Since the log₁₀Pow at pH 7 was 1.77 ± 0.04, apremilast has a low potential for bioaccumulation (log₁₀Pow < 4).

Excretion (metabolism) (Investigator’s Brochure; Ref IX)

Following dosing in healthy humans with [¹⁴C]-apremilast, 90% of the radioactive dose was recovered as up to 23 metabolites. Apremilast was primarily eliminated as metabolites formed via both CYP-mediated oxidative metabolism (and subsequent glucuronidation) and non-CYP-mediated hydrolysis, with less than 3% excreted unchanged in urine. A pharmacologically inactive glucuronide conjugate of O- demethylated apremilast was the major circulating metabolite and its urinary excretion represented approximately 34% of the total administered dose. Other minor metabolic routes included O-deethylation, N-deacetylation, hydroxylation (oxidative), hydrolysis of the imide ring, and a combination of these pathways. The O- demethylated and O-deethylated metabolites in the plasma and urine were predominantly glucuronide conjugates.

PBT/vPvB ASSESSMENT

Apremilast does not fulfil the criteria to be classified as PBT or vPvB.

REFERENCES

1. FASS, (2021). Environmental classification of pharmaceuticals at www.fass.se– Guidance for pharmaceutical companies 2012 v 3.0.
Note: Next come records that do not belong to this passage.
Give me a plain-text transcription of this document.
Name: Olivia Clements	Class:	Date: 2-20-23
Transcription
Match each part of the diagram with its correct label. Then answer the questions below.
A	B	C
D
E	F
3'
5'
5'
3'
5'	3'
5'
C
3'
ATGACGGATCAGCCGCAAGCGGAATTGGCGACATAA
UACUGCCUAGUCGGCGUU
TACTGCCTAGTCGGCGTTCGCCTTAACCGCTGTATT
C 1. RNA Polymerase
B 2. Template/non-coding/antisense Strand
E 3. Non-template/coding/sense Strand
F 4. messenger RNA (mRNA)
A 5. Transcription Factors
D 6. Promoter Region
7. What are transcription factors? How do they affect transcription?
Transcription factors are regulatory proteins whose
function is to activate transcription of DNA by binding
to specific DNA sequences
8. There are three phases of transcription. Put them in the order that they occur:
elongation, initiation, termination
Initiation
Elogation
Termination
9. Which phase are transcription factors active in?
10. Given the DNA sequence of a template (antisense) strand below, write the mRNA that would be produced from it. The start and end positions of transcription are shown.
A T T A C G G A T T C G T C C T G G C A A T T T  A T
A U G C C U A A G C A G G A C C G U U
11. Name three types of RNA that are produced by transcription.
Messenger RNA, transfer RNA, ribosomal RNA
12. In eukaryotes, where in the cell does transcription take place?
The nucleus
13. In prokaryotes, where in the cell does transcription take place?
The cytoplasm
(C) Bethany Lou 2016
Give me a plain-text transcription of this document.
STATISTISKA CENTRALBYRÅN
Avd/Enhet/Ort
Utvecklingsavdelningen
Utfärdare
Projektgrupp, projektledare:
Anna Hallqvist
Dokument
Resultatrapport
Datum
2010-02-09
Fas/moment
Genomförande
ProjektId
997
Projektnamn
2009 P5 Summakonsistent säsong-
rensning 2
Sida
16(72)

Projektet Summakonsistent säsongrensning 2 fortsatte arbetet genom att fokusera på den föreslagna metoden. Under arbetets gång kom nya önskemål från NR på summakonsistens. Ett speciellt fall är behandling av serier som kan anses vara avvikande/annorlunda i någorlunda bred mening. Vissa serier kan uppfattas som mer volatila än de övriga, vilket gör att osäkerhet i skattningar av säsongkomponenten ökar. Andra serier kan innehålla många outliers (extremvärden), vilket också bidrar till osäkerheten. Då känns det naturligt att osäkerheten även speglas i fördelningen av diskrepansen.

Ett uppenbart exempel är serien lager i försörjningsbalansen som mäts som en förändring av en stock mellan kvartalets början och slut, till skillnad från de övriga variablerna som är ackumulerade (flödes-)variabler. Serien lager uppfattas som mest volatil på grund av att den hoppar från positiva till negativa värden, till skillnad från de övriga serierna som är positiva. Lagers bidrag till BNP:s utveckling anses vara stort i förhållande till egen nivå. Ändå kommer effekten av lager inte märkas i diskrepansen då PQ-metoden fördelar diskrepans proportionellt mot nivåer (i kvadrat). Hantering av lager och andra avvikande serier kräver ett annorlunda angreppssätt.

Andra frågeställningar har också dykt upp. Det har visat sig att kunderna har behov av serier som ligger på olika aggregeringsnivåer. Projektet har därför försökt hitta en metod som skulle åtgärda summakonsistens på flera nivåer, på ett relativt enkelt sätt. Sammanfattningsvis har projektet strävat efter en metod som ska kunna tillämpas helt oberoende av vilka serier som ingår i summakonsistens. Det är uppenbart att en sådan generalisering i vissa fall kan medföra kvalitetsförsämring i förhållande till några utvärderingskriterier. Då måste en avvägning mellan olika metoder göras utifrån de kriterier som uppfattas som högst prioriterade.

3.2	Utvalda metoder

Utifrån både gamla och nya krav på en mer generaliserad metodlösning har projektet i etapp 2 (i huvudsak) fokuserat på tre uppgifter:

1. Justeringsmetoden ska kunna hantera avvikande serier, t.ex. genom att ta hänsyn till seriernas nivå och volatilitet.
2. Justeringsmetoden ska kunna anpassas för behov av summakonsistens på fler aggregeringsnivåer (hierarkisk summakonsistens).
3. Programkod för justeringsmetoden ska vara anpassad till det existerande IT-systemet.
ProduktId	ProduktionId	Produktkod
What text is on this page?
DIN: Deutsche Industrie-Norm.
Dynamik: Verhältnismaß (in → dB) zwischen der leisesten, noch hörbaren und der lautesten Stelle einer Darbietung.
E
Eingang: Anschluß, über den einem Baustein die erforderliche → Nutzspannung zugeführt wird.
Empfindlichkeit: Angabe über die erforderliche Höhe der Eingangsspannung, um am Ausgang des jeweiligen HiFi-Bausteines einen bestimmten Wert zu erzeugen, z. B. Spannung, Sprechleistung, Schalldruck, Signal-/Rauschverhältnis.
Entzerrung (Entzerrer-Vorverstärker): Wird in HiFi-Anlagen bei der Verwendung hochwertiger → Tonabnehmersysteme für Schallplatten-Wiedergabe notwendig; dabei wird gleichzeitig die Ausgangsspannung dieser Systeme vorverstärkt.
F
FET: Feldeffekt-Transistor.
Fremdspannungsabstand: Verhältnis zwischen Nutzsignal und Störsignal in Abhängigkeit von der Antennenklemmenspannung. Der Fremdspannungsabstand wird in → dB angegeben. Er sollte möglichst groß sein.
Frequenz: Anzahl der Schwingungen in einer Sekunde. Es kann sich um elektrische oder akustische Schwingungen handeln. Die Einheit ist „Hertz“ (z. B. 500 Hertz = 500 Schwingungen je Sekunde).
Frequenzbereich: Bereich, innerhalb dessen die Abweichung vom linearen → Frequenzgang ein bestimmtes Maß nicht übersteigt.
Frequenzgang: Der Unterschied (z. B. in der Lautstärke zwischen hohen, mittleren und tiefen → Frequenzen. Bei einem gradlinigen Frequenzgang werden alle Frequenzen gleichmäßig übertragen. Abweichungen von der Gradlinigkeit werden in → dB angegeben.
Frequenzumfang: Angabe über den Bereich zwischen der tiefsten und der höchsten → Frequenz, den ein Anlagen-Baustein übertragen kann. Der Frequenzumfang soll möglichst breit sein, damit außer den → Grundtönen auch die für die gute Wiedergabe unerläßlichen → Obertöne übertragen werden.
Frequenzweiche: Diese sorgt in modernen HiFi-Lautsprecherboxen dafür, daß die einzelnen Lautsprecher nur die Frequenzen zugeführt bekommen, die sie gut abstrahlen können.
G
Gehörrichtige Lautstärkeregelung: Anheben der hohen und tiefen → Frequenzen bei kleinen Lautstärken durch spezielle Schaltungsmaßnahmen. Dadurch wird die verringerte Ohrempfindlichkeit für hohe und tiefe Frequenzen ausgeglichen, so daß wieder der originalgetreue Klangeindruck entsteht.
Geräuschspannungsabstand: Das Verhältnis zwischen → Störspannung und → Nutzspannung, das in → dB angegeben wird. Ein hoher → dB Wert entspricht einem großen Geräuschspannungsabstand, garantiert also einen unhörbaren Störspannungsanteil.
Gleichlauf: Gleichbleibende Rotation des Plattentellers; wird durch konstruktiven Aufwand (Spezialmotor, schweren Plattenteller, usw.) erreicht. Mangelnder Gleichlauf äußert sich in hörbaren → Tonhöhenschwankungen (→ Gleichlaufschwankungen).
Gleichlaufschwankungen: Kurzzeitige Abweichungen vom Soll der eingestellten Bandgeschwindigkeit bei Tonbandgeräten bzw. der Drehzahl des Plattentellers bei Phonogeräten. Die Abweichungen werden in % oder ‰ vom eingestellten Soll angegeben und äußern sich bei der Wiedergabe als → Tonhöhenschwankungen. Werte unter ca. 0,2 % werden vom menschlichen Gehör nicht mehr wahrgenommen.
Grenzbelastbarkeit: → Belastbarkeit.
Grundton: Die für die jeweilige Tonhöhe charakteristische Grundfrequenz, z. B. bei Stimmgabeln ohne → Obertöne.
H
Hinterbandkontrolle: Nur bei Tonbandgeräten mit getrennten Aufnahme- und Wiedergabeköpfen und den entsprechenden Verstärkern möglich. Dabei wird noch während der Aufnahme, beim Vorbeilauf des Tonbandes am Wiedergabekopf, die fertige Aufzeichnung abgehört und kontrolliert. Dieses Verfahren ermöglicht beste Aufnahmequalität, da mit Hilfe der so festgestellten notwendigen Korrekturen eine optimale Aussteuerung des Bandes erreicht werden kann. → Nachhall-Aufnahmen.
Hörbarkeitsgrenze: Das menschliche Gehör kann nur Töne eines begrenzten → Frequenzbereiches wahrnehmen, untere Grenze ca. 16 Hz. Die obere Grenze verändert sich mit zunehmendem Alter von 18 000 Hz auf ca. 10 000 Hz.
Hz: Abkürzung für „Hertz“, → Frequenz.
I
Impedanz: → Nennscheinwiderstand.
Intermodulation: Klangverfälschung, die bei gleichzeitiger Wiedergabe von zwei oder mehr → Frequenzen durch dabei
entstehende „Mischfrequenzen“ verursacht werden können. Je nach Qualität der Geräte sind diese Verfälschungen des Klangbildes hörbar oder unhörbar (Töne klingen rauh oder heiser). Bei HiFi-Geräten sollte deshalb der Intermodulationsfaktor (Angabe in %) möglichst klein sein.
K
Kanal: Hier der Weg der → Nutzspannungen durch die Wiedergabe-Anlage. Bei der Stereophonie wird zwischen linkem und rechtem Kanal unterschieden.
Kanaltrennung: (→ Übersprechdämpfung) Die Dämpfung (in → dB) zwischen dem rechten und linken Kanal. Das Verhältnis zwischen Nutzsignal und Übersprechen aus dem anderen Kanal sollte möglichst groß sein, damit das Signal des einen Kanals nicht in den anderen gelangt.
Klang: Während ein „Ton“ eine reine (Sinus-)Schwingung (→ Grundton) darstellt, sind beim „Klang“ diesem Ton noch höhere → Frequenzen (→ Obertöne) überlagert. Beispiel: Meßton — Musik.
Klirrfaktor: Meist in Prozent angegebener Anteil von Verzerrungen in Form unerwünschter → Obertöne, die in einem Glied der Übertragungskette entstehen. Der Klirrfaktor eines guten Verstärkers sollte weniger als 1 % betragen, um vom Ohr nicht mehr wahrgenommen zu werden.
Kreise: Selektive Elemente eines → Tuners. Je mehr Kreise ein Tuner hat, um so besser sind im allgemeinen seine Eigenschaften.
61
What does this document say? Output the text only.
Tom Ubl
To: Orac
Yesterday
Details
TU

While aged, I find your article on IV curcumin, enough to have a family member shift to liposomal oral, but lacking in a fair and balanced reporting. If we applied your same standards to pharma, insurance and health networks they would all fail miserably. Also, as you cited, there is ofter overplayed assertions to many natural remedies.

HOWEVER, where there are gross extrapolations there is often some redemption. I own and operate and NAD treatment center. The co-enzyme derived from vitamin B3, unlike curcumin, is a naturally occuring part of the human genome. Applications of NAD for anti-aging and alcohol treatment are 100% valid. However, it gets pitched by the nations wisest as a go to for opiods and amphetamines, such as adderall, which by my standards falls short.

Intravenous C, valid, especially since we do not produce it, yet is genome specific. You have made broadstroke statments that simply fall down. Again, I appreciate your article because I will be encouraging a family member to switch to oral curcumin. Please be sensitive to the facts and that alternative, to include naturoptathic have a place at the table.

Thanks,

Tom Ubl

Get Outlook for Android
2. SCB Statistics Sweden Population Statistics. February 2022.

3. ECHA, European Chemicals Agency. 2008 Guidance on information requirements and chemical safety assessment

4. Migchielsen MHJ (2012a). Fresh water algal growth inhibition test with apremilast. NOTOX Project No. 498810.

5. Migchielsen MHJ (2012b). Daphnia magna, reproduction test with apremilast (flow-through). NOTOX Project No. 498809.

6. Migchielsen MHJ (2012c). Fish early-life stage toxicity test with apremilast (flow-through). NOTOX Project No. 498811.

7. Desmares-Koopmans MJE (2012a). Determination of “ready” biodegradability: carbon dioxide(CO2) evolution test (modified Sturm test) of apremilast. NOTOX Project No. 498812.

8. Brands CMJ (2013b). Aerobic degradation of apremilast in two water/sediment systems. WIL Research Project No. 500300.

9. Investigator’s Brochure Amgen Inc. Apremilast Edition: 23.0. Date: 07 May 2020.